- ABN Amro sees ECB increasing size of QE before year-end
- Italian 10-year yields at lowest in more than two weeks
Italian government bonds climbed with Spanish and Irish securities as investors sought higher-yielding assets amid speculation the European Central Bank will expand its asset-purchase program.
The euro area’s peripheral debt outperformed bonds of nations with higher ratings, which are deemed safer assets, as stocks worldwide rebounded from a selloff during past weeks. Risk appetite returned to markets amid speculation the Chinese government is intervening to prop up its equity market.
After ECB President Mario Draghi signaled last week that the central bank could expand its quantitative-easing program to counter slower growth and inflation, analysts at ABN Amro NV said monthly purchases will increase to 80 billion euros ($89 billion) from 60 billion euros by year-end.
Bond gains “follow through from Draghi last week, as people start to price in more QE later this year or early next year,” said Owen Callan, a Dublin-based fixed-income strategist at Cantor Fitzgerald LP. “Periphery should continue to perform well in that environment.”
Italian 10-year yields fell six basis points, or 0.06 percentage point, to 1.84 percent as of 4:32 p.m. London time, having touched 1.83 percent earlier, the lowest level since Aug. 21. The 1.5 percent security due in June 2025 rose 0.5, or 5 euros per 1,000-euro face amount, to 97.095. Spain’s 10-year yield dropped nine basis points to 2.05 percent, while that on similar-maturity Irish bonds declined eight basis points to 1.34 percent.
Germany’s 10-year bunds were little changed before the nation auctions 4 billion euros of benchmark debt on Wednesday. The yield was at 0.68 percent. Germany alloted 745 million euros of index-linked securities due in April 2030 on Tuesday.
The Stoxx Europe 600 Index of shares climbed 1.3 percent, the most in three days, while the Shanghai Composite Index stocks rallied in a pattern that on recent occasions has been consistent with state intervention.
“The announcement of more QE will come before year-end, most likely in October,” ABN Amro strategists Nick Kounis and Kim Liu wrote in a note to clients. “The ECB has said it wants to assess the impact of recent developments in markets and China -- that should not take too long. We have lowered our 10-year bund yield forecasts. We now expect yields to drop to 0.5 percent by year-end,” compared with the previous estimate of 0.7 percent.

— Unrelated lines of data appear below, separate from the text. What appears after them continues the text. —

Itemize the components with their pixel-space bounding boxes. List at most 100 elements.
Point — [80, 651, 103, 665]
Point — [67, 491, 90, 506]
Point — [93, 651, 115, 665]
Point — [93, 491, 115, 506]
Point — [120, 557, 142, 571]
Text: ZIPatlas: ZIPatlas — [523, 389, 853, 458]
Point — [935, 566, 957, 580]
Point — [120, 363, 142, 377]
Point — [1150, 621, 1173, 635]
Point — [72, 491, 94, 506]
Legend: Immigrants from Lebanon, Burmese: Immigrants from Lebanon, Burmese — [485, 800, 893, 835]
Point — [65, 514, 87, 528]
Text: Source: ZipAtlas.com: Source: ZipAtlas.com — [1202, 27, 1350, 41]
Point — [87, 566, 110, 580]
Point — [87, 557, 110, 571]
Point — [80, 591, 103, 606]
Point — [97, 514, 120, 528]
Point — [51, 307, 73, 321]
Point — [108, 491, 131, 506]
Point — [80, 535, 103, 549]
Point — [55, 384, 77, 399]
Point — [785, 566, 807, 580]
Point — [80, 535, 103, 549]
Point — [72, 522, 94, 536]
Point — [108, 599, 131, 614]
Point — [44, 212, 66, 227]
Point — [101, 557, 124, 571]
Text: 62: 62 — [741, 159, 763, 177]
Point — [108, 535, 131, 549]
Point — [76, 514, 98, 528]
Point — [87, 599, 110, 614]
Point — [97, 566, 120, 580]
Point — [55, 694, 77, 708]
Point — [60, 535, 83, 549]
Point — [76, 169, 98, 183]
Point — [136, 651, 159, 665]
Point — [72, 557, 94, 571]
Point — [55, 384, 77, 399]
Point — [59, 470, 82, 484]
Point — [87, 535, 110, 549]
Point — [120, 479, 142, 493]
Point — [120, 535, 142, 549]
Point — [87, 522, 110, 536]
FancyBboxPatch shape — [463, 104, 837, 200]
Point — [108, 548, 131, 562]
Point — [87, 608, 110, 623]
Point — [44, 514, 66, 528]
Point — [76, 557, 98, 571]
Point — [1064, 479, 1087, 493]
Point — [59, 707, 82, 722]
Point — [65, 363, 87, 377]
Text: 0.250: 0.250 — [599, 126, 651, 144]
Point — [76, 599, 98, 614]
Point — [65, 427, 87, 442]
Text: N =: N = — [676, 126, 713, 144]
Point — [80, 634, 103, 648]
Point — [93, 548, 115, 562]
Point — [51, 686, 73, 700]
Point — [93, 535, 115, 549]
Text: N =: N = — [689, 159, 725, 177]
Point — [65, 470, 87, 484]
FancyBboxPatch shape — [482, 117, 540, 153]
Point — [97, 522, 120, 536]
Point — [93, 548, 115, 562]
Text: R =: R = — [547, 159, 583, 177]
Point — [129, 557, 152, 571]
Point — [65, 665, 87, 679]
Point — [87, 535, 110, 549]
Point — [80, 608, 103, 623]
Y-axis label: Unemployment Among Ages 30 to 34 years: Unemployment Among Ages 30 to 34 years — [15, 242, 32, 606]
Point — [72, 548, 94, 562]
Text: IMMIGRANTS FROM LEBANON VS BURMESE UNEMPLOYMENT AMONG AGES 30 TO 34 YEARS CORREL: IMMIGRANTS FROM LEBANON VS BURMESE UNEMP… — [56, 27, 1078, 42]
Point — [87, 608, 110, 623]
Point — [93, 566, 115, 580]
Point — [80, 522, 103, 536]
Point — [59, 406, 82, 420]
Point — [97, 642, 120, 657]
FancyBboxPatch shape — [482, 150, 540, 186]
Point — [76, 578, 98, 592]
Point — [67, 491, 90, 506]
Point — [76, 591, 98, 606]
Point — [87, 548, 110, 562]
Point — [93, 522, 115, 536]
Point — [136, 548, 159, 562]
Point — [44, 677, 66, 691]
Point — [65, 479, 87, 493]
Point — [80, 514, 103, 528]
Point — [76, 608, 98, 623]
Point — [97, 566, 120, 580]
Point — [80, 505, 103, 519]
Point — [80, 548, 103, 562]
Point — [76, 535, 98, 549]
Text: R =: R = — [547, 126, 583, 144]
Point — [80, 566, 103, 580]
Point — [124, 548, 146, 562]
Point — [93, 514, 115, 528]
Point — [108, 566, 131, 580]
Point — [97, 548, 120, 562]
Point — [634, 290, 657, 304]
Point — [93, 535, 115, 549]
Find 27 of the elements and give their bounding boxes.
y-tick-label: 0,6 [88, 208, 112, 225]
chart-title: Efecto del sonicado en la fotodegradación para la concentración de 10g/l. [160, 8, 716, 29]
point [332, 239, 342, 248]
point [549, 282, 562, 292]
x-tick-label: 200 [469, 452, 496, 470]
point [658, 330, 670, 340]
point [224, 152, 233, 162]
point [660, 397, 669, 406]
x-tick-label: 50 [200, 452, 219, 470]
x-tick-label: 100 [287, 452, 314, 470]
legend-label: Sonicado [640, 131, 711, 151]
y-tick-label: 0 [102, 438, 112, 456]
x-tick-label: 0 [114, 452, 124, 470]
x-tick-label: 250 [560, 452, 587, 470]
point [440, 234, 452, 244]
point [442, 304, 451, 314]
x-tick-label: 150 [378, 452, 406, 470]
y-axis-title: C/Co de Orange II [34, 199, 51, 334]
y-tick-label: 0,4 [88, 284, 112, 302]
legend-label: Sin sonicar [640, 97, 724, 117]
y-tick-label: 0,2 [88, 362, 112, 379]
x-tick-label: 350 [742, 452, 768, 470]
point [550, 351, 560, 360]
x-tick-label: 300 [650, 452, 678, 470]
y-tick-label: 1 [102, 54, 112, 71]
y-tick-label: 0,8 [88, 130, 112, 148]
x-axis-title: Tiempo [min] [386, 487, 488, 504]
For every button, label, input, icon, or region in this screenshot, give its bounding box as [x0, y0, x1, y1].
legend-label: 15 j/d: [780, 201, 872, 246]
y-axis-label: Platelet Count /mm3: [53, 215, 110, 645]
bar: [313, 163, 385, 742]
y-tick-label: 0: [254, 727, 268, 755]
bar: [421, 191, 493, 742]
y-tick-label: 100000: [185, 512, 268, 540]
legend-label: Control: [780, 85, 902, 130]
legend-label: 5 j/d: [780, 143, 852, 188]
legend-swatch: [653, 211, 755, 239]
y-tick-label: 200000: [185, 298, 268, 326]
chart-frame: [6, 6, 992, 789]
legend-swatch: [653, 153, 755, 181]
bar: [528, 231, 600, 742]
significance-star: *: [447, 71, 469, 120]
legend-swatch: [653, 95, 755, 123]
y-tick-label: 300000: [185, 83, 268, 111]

Commerzbank AG, which is ranked first among dealers by Germany’s debt agency, also predicted last week that the ECB will increase its asset purchases in December.
Euro-area bonds due in 30 years underperformed those with shorter maturities amid longer-dated debt auctions in the region. The Netherlands sold 890 million euros of securities due in January 2047, while Belgium mandated banks for a sale of 23-year bonds.
German 30-year yields rose two basis points to 1.43 percent, while those on similar-maturity Italian bonds fell three basis points to 2.97 percent.
The yield difference, or spread, between German five- and 30-year securities reached the widest in a month on Tuesday. The yield curve steepened for a second day after a revamp of the European Central Bank’s bond-buying program increased relative demand for short-dated debt.
The ECB raised the limit on bond purchases under its quantitative-easing program to 33 percent per issue from 25 percent previously, giving national central banks more flexibility.
“Speculation is that the Bundesbank has more ability to buy in the short- to medium-term bonds, thus more room to avoid engaging in this illiquid ultra-long sector,” said Benjamin Schroeder, a Frankfurt-based interest-rate strategist at Commerzbank. Yield curves are also steepening because of supply, he said.